3 thoughts on “Australia Day – Invasion Day

  1. Reblogged this on Seventh Voice and commented:

    “We lose nothing by tempering our own views in such a way as to be able to incorporate within Australia Day, both our gratitude for being able to live in such a beautiful land our acknowledgement that our fortune came at the loss of our Indigenous population.

    Were we personally responsible for the past?

    No, of course not.

    But we are personally responsible for both the present and the future.”

    Like

  2. Living back in the old country it is difficult to understand all the ramifications that are entwined within the history of those worlds that we were so instrumental in destroying. We were far more guilty as a Nation – a guilt we share with all those other ‘imperial powers throughout history, but particularly in the latter half of the last Millennium, when we so arrogantly strode around the globe taking the lands of indigenous peoples. Whether it was in the Americas, Africa, the west Indies the East Indies, The Indian Subcontinent, Australasia – the only Continent that was spared this brutality was Antarctica – and only because there were no people there to displace!

    It is forever to our shame – and I feel this deeply – that our legacy has boon such a sordid and bloody one. Greed greed and more greed have dominated us.

    I see that shame particularly in four great countries – the USA, Canade, India and Australia.

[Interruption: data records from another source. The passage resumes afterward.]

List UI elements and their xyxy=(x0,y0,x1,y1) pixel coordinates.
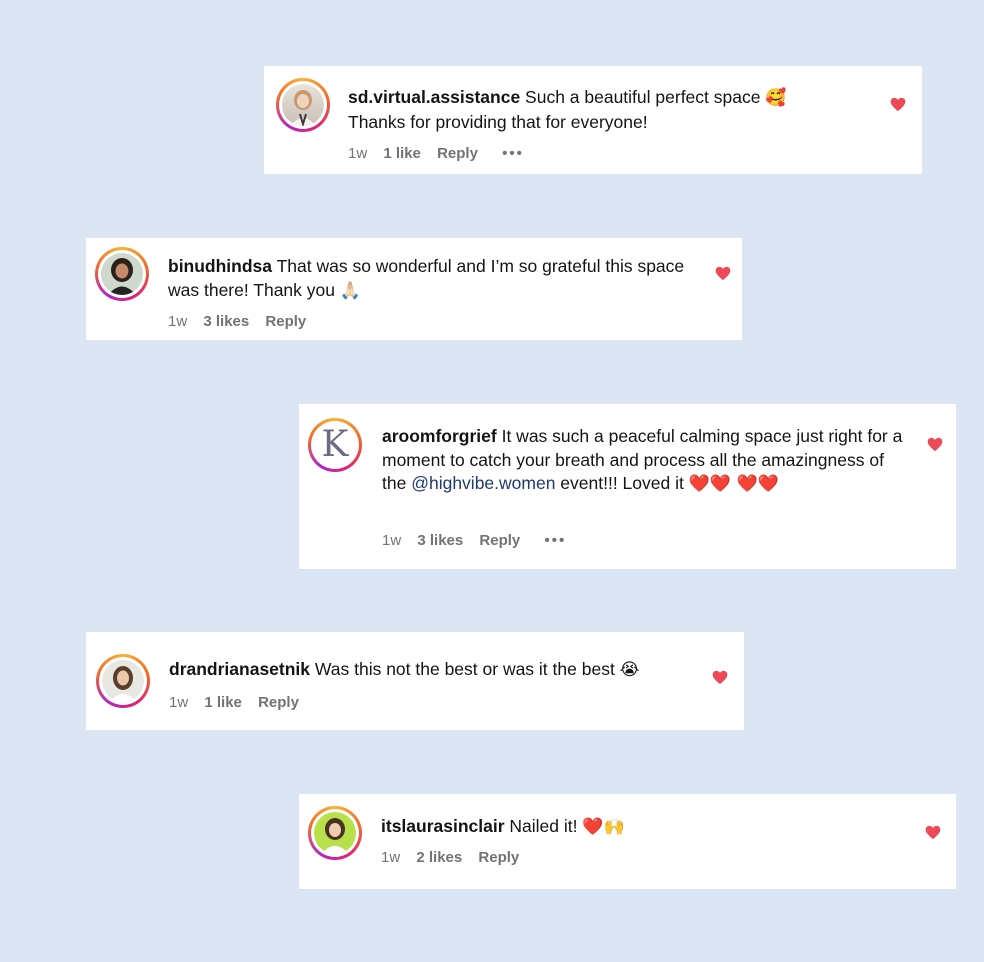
avatar[interactable] xyxy=(95,247,149,301)
heart-icon[interactable] xyxy=(712,670,728,685)
comment-meta: 1w 3 likes Reply xyxy=(168,313,318,330)
heart-icon[interactable] xyxy=(715,266,731,281)
comment-card: sd.virtual.assistance Such a beautiful p… xyxy=(264,66,922,174)
more-options-icon[interactable]: ••• xyxy=(502,145,524,162)
comment-body: aroomforgrief It was such a peaceful cal… xyxy=(382,425,912,497)
comment-body: drandrianasetnik Was this not the best o… xyxy=(169,658,719,683)
more-options-icon[interactable]: ••• xyxy=(544,532,566,549)
emoji: ❤️🙌 xyxy=(582,817,625,837)
comment-card: binudhindsa That was so wonderful and I’… xyxy=(86,238,742,340)
reply-button[interactable]: Reply xyxy=(258,694,299,711)
comment-age: 1w xyxy=(348,145,368,162)
comment-text: Thanks for providing that for everyone! xyxy=(348,111,648,132)
likes-count[interactable]: 3 likes xyxy=(203,313,249,330)
comment-age: 1w xyxy=(382,532,402,549)
reply-button[interactable]: Reply xyxy=(478,849,519,866)
comment-meta: 1w 3 likes Reply ••• xyxy=(382,532,578,549)
avatar-photo xyxy=(102,660,144,702)
emoji: ❤️❤️ ❤️❤️ xyxy=(688,474,779,494)
comment-text: Such a beautiful perfect space xyxy=(520,87,766,107)
username-link[interactable]: binudhindsa xyxy=(168,256,272,276)
likes-count[interactable]: 1 like xyxy=(204,694,242,711)
likes-count[interactable]: 2 likes xyxy=(416,849,462,866)
heart-icon[interactable] xyxy=(890,97,906,112)
heart-icon[interactable] xyxy=(925,825,941,840)
heart-icon[interactable] xyxy=(927,437,943,452)
comment-body: binudhindsa That was so wonderful and I’… xyxy=(168,255,708,303)
avatar[interactable]: K xyxy=(308,418,362,472)
comment-meta: 1w 2 likes Reply xyxy=(381,849,531,866)
username-link[interactable]: aroomforgrief xyxy=(382,426,497,446)
avatar-photo xyxy=(314,812,356,854)
mention-link[interactable]: @highvibe.women xyxy=(411,473,555,493)
avatar[interactable] xyxy=(308,806,362,860)
reply-button[interactable]: Reply xyxy=(479,532,520,549)
comment-age: 1w xyxy=(381,849,401,866)
comment-meta: 1w 1 like Reply ••• xyxy=(348,145,536,162)
comment-card: itslaurasinclair Nailed it! ❤️🙌 1w 2 lik… xyxy=(299,794,956,889)
avatar-logo-letter: K xyxy=(321,424,349,465)
comment-age: 1w xyxy=(169,694,189,711)
reply-button[interactable]: Reply xyxy=(437,145,478,162)
avatar[interactable] xyxy=(96,654,150,708)
comment-age: 1w xyxy=(168,313,188,330)
comment-body: sd.virtual.assistance Such a beautiful p… xyxy=(348,86,888,134)
comment-text: Nailed it! xyxy=(504,816,583,836)
username-link[interactable]: sd.virtual.assistance xyxy=(348,87,520,107)
username-link[interactable]: itslaurasinclair xyxy=(381,816,505,836)
avatar-photo: K xyxy=(314,424,356,466)
likes-count[interactable]: 3 likes xyxy=(417,532,463,549)
comment-card: drandrianasetnik Was this not the best o… xyxy=(86,632,744,730)
emoji: 🙏🏻 xyxy=(339,280,362,301)
avatar-photo xyxy=(282,84,324,126)
comment-body: itslaurasinclair Nailed it! ❤️🙌 xyxy=(381,815,921,840)
comment-text: event!!! Loved it xyxy=(555,473,689,493)
comment-text: Was this not the best or was it the best xyxy=(310,659,620,679)
username-link[interactable]: drandrianasetnik xyxy=(169,659,310,679)
reply-button[interactable]: Reply xyxy=(265,313,306,330)
avatar[interactable] xyxy=(276,78,330,132)
comment-card: K aroomforgrief It was such a peaceful c… xyxy=(299,404,956,569)
comment-meta: 1w 1 like Reply xyxy=(169,694,311,711)
likes-count[interactable]: 1 like xyxy=(383,145,421,162)
emoji: 😭 xyxy=(619,660,640,680)
avatar-photo xyxy=(101,253,143,295)
emoji: 🥰 xyxy=(765,88,787,108)
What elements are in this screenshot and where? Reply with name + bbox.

    How I wish that those so shamelessly treated – the very small minorities that remain in the USA and Australia particularly – could now at last be recognised and treated fairly to have their communities receive the aid and assistance that would enable them to become fully functional parts of your great countries, able to take their place as valued parts of the whole and no longer left dangling like some half forgotten side show; the sort that once would have displayed freaks, deformities and damaged bodies for the entertainment of ‘civilised’ masses.